Beitrag von Willi Schartema am Mo 21 Nov 2016 - 8:19

Sozialgericht Aachen, Urteil v. 08.11.2016



§ 21 Abs. 7 SGB II sieht die Anerkennung eines Mehrbedarfes (nur) vor, soweit (aufgrund einer dezentralen Warmwassererzeugung) keine Bedarfe für zentral bereitgestelltes Warmwasser nach § 22 SGB II anerkannt werden.

Leitsatz ( Redakteur )


1. Eine "dezentrale Warmwasserversorgung" im Sinne des § 21 Abs. 7 SGB II umfasst nur solche Vorrichtungen, die warmes Wasser separat, d.h. nicht in einer Vorrichtung mit der Heizung erwärmen.

2. Zu den Bedarfen der Heizung zählen auch die Betriebsstromkosten einer Heizungsanlage, deren Brennstoffkosten bereits nach § 22 Abs. 1 S. 1 SGB II Berücksichtigung finden. Dies gilt auch, wenn mit der-selben Vorrichtung warmes Wasser dezentral erzeugt wird, wie dies etwa bei einer Gas-kombitherme der Fall sein kann. Ein Anspruch auf Leistungen für einen Mehrbedarf bei dezentraler Warmwassererzeugung nach § 21 Abs. 7 SGB II besteht nicht stattdessen (Landessozialgericht Berlin-Brandenburg, Urteil vom 14. September 2016 – L 31 AS 300/15 –, juris; SG Gießen, Urteil vom 05. November 2014 – S 25 AS 980/12 –, Rn. 17, juris = NZS 2015, S. 76-77; SG Mainz, Vorlagebeschluss vom 12. De-zember 2014 – S 3 AS 130/14 –, Rn. 126, 133, juris unter Hinweis auf BSG, Urteil vom 07. Juli 2011 – B 14 AS 51/10 R –, Rn. 15, juris; Behrend in: Schlegel/Voelzke, jurisPK-SGB II, 4. Aufl. 2015, § 21, Rn. 139.1; a. A.: SG Augsburg, Urteil vom 14. Februar 2013 – S 16 AS 887/12 –, Rn. 12 ff., juris; Schwabe in Zeitschrift für das Fürsorgewesen 2013, 6: von Leistungen für den Regelbedarf nach § 20 SGB II erfasst; dagegen: BSG, Urteil vom 03. Dezember 2015 – B 4 AS 47/14 R –, SozR 4-4200 § 22 Nr 87, Rn. 12 ff.; vgl. Behrend in: Schlegel/Voelzke, jurisPK-SGB II, 4. Aufl. 2015, § 20, Rn. 43, 43.1).

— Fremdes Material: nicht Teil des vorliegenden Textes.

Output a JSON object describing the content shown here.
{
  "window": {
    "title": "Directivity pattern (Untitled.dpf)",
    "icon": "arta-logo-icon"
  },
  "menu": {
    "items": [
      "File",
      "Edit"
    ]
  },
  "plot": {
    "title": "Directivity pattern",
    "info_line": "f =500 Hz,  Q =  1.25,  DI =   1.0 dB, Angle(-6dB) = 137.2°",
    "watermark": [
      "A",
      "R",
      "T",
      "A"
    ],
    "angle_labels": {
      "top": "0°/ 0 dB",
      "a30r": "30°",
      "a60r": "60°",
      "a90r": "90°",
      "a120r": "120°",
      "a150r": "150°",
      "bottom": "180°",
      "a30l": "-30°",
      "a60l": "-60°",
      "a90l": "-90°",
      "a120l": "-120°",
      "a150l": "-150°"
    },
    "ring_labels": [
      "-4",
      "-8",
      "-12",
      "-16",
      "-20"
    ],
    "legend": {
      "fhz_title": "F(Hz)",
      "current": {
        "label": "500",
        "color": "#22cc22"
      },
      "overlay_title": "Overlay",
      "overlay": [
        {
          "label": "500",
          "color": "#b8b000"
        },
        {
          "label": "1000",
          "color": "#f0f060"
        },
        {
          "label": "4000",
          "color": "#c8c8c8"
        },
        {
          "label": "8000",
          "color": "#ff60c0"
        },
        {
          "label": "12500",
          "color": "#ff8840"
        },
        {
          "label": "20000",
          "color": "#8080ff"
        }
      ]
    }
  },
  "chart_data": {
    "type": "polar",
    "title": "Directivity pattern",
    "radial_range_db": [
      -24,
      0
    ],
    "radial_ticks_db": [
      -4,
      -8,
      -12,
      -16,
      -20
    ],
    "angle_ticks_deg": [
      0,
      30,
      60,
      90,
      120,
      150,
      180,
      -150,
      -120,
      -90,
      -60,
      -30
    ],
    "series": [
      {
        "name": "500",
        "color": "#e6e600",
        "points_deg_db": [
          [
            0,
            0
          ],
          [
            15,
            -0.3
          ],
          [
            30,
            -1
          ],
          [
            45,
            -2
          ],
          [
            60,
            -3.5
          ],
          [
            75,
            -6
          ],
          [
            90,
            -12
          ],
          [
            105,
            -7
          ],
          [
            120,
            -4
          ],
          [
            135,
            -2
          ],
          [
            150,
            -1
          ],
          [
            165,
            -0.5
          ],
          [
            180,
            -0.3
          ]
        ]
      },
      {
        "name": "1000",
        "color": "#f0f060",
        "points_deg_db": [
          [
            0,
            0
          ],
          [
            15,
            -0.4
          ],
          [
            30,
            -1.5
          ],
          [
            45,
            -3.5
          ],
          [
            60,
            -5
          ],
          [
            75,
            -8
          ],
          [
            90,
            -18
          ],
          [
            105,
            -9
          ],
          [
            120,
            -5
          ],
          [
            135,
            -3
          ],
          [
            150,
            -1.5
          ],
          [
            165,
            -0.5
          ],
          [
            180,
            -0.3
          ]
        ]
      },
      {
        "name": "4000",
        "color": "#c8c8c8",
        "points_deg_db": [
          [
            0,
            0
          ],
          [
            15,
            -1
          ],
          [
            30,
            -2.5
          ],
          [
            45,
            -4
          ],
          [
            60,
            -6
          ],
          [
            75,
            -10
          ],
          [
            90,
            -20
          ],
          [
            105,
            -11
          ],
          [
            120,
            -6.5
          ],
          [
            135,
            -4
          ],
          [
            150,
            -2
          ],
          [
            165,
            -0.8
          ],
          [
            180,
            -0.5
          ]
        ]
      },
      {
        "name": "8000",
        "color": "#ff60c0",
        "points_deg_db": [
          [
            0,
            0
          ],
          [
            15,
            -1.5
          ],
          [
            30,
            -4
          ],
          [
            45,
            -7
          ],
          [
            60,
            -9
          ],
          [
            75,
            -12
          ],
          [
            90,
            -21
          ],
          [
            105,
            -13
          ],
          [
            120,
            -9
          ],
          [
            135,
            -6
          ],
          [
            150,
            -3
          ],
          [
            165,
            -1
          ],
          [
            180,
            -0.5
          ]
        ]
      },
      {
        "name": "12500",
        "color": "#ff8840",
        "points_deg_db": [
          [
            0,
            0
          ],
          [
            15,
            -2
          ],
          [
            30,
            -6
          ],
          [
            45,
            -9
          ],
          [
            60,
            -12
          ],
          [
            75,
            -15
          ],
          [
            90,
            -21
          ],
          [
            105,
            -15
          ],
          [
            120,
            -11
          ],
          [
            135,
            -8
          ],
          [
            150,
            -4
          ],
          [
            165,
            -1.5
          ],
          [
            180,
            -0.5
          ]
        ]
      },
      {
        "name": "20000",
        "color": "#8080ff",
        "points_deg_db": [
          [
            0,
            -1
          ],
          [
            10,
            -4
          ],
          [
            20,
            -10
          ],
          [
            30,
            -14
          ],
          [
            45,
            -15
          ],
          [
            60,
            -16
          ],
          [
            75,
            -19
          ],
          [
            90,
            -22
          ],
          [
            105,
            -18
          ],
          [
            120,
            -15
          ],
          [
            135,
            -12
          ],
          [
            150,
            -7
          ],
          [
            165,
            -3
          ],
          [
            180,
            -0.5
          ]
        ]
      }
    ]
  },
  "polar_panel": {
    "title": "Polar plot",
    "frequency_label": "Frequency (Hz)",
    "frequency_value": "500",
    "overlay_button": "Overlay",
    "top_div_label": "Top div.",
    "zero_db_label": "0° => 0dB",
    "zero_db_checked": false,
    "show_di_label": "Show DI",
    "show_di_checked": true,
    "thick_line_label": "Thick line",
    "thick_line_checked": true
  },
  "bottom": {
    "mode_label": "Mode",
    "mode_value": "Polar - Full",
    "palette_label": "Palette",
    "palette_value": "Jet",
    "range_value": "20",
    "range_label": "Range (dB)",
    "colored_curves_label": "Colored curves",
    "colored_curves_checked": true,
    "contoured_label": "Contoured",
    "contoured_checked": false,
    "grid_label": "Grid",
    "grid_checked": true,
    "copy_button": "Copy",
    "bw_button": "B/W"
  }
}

3. Stromkosten für den Betrieb einer Gastherme können die Höhe von 5 % der Heizkosten anerkannt werden.
Quelle: https://sozialgerichtsbarkeit.de/sgb/esgb/show.php?modul=esgb&id=188823&s0=&s1=&s2=&words=&sensitive= 
Quelle:    http://tacheles-sozialhilfe.de/startseite/tickerarchiv/d/n/2104/
Willi S

_________________Hartz IV - Eine Leistungskürzung über 23 Monate wegen der Tilgung eines Mietkautionsdarlehens ist verfassungswidrig.